「あかり」の観測成果

最新成果 2: 消えた宇宙塵(うちゅうじん)の謎

- 「あかり」による球状星団に漂う冷たいダスト(塵)の探査 -

赤外線天文衛星「あかり」による高感度の遠赤外線観測によって、年老いた星の集団である球状星団の、星と星の間が「空っぽ」であることが確かめられました。年老いた星が放出するダスト(塵)によって満たされているはずの星間空間が、なぜ空っぽなのか。ダストはどこへどのように消えていったのか?この結果は、星間空間でのダストの進化や球状星団の進化に大きな謎を投げかけています。


球状星団は、10 万個から 100 万個の星が球状に集まった星の集団で、我々の銀河系を取り巻くように存在しています。球状星団は、100 億年以上前に誕生し、その中の星はほぼ一気に生まれたと考えられています。そのため、寿命の短い、重い星たちはすでにその生涯を終え、現在では太陽と同じくらいの質量の星が老齢の赤色巨星に進化しているところです。年老いた星は、大量のガスやダストを宇宙空間に放出することが知られています。球状星団に含まれる星々も同様で、その姿は「あかり」をはじめとする多くの観測によって明らかにされてきました。銀河の中では、放出されたガスやダストは星と星の間を漂う星間物質として存在し、次世代の星を作る材料となります。「あかり」などによる赤外線観測によって、星間物質、特にダストが何処にどのように存在しているか、を詳しく調べることが出来ます。

ところが、球状星団においては放出された物質の行方がわからないのです。

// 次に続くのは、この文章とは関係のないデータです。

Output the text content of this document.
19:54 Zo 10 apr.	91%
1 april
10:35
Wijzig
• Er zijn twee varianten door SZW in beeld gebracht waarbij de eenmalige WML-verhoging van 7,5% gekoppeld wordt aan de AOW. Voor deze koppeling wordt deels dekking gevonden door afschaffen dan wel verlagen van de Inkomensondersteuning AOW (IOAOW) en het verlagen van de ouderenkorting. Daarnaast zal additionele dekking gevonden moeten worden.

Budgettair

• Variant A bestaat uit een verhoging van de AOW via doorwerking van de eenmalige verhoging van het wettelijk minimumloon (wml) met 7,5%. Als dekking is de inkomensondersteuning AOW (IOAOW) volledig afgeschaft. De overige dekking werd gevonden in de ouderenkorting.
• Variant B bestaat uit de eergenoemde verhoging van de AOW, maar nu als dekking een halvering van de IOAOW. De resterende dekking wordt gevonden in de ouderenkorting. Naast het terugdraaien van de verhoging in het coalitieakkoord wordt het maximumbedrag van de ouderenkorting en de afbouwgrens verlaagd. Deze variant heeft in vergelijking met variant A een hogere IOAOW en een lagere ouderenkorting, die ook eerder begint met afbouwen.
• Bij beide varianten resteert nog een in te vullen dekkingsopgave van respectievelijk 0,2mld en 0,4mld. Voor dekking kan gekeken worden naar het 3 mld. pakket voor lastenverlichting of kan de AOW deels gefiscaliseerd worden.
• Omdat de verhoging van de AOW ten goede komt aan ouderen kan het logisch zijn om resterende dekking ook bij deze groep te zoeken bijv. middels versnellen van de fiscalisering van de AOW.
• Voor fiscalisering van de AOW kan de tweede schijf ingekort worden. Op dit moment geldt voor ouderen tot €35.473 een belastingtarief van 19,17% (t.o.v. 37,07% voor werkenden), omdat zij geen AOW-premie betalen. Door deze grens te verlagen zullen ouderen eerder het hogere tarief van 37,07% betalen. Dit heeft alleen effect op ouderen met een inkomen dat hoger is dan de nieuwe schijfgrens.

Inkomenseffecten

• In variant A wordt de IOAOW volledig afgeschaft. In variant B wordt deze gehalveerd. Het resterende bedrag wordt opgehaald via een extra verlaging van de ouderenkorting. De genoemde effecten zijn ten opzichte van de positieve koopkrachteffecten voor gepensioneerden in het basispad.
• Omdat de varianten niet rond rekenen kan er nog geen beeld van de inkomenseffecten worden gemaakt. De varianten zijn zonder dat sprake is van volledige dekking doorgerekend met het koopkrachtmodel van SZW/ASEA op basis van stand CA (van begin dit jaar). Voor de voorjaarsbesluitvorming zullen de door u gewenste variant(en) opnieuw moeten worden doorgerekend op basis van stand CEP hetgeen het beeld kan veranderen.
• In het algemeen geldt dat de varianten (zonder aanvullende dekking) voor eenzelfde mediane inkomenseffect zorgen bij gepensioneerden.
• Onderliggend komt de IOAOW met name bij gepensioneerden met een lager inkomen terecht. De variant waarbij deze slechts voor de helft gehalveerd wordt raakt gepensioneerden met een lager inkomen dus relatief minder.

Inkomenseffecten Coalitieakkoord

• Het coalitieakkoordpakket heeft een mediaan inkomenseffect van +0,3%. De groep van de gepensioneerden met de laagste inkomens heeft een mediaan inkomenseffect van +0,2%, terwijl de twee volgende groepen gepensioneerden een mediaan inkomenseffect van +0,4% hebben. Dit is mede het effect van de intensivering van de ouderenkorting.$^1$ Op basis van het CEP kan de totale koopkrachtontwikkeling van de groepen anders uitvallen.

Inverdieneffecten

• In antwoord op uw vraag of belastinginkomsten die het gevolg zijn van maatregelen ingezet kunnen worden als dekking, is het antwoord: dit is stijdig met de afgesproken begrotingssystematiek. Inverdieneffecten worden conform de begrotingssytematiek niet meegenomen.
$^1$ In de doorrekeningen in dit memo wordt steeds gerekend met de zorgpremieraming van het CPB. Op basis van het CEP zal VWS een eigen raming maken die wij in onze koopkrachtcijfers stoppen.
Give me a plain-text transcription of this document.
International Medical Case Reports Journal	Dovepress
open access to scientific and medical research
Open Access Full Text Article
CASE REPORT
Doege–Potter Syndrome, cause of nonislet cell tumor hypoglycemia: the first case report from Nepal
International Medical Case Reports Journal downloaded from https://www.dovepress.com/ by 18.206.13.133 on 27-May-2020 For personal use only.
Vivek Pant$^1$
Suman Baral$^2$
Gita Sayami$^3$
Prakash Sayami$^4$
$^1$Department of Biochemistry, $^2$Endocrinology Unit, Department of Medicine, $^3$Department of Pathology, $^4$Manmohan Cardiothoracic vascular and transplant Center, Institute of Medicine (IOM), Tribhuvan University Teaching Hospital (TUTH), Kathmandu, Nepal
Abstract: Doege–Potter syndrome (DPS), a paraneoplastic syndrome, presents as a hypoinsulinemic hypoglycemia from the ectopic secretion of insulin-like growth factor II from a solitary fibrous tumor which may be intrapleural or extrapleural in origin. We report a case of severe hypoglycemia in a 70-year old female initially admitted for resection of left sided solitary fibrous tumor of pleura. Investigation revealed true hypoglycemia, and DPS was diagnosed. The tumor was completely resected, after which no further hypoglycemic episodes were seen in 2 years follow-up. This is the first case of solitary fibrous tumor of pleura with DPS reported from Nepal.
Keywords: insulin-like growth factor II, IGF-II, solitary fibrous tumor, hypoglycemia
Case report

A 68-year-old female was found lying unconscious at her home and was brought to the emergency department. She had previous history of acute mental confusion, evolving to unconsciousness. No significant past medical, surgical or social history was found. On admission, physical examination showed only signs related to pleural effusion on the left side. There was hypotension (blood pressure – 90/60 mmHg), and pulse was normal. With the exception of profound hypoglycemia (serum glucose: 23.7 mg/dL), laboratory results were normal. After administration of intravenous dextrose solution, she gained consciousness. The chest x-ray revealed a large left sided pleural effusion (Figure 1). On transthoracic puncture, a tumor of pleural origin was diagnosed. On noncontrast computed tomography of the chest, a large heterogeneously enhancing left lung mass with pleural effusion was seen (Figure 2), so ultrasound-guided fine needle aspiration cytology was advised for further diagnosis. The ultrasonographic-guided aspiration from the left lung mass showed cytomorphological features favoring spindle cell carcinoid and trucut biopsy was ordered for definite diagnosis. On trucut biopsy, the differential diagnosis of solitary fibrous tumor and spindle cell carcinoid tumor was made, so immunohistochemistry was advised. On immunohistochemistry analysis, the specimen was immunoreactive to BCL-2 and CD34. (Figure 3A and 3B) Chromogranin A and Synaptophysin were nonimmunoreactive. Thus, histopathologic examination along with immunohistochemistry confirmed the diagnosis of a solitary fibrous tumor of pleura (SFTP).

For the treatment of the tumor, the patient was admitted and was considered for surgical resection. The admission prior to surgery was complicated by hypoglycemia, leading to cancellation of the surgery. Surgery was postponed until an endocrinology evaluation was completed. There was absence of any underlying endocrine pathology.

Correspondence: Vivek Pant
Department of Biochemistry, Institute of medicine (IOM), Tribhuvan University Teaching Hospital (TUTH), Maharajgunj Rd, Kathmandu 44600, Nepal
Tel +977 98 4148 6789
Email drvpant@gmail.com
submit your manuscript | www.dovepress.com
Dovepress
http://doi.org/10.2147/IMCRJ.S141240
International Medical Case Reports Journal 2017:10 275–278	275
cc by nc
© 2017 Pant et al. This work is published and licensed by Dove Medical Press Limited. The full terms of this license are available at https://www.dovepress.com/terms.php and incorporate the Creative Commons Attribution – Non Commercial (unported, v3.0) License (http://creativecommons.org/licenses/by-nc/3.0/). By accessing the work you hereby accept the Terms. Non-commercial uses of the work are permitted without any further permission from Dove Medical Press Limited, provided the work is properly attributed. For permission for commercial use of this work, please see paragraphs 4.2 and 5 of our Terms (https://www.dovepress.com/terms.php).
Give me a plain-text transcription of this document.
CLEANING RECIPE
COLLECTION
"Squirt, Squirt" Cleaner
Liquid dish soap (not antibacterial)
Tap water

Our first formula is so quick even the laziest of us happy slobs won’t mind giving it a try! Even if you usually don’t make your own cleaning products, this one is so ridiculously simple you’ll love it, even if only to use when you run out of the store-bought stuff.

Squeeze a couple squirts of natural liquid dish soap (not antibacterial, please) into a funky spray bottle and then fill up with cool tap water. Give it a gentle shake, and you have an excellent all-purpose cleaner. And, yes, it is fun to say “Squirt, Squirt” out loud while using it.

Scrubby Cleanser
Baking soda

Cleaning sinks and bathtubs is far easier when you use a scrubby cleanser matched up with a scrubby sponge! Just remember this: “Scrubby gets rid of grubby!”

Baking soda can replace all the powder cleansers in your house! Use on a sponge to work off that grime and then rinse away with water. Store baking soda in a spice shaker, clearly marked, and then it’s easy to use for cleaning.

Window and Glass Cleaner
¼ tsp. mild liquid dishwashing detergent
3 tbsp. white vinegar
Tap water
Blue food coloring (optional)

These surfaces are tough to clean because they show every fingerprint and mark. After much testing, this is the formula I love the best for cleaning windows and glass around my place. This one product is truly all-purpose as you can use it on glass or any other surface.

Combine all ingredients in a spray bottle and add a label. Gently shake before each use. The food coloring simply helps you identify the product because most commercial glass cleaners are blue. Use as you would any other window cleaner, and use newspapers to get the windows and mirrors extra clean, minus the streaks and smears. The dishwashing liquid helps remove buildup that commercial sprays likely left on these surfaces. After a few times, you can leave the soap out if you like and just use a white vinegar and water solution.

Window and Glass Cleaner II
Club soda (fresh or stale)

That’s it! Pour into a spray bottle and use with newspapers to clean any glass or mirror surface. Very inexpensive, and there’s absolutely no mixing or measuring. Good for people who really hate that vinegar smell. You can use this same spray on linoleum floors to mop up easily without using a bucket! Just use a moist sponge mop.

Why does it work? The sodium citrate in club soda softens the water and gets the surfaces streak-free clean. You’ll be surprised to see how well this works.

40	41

予想では、重力によって球状星団の中心部に落ち込み、そこに溜まっていると考えられるのですが、これまでの観測ではそのような証拠は見つけられていません。そこで今回、「あかり」の遠赤外線サーベイヤ(FIS)を用いて、12 個の球状星団において冷たい星間ダストの存在を探ることにしました。これまでの観測に比べて感度、解像度ともに優れた「あかり」の観測でしたが、やはり星間ダストの存在を示す明確な証拠は見つかりませんでした。

図 1 はその一つ、南天のとけい座にある、我々から約 53,000 光年離れた球状星団 NGC1261 の結果です。「あかり」の観測は、FIS による波長 90 マイクロメートルのデータに加え、赤外線カメラ(IRC)による、波長 4 および 15 マイクロメートルでの観測データも合わせ、それぞれ赤・青・緑として疑似カラー合成をしました。ここでは遠赤外線(90 マイクロメートル)で明るい天体が赤く表示されています。ところが、視野内にいくつか見える赤い天体は、いずれも遠方の銀河である可能性が高いことが分かりました。これらの銀河中には大量のダストが定常的に存在し、それが遠赤外線で明るく輝いているのだと考えられます。これとは対照的に、球状星団の中央部(画面中心)には、青く見える星のみしか見られず、冷たい星間ダストが存在しないことが明らかになりました。

Fig.1

図 1: 「あかり」による球状星団 NGC 1261 の周辺の 4, 15, 90 マイクロメートル による観測データを、それぞれ青・緑・赤に割り当てた、疑似カラーイメージ。中央に青い点がたくさん集まっているのが、球状星団の星々です。画面周辺に7個の赤い点がありますが、これらは球状星団とは関係のない背景の銀河であることが確認されました。これらの銀河中には、定常的に星間ダストが存在し、遠赤外線で赤く輝いて見えます。対照的に、視野中心部にある球状星団では青白く光る星のみが見られ、星間ダストが存在しないことが確認されました。

球状星団の中にある年老いた星からは、ガスやダストが放出されているはずです。星の数を考えると、今回の観測結果は、いずれの球状星団においても放出されたダストが、たかだか数百万年のうちに何処かに「消えて」しまわないと説明できません。では何処に行くのか?星の表面に降り積もるとも言われていますが、数百万年という短時間では無理なようです。今回の「あかり」の観測は、星間空間でのダストの進化や球状星団の進化について、天文学者にまた新しい問題を投げかけました。今後の研究の進展で、この謎が解かれることを期待したいと思います。

この研究は、京都大学の松永典之研究員(日本学術振興会)が中心となり、東京大学、国立天文台、デンバー大学、JAXA 宇宙科学研究本部の研究者と共同で行っています。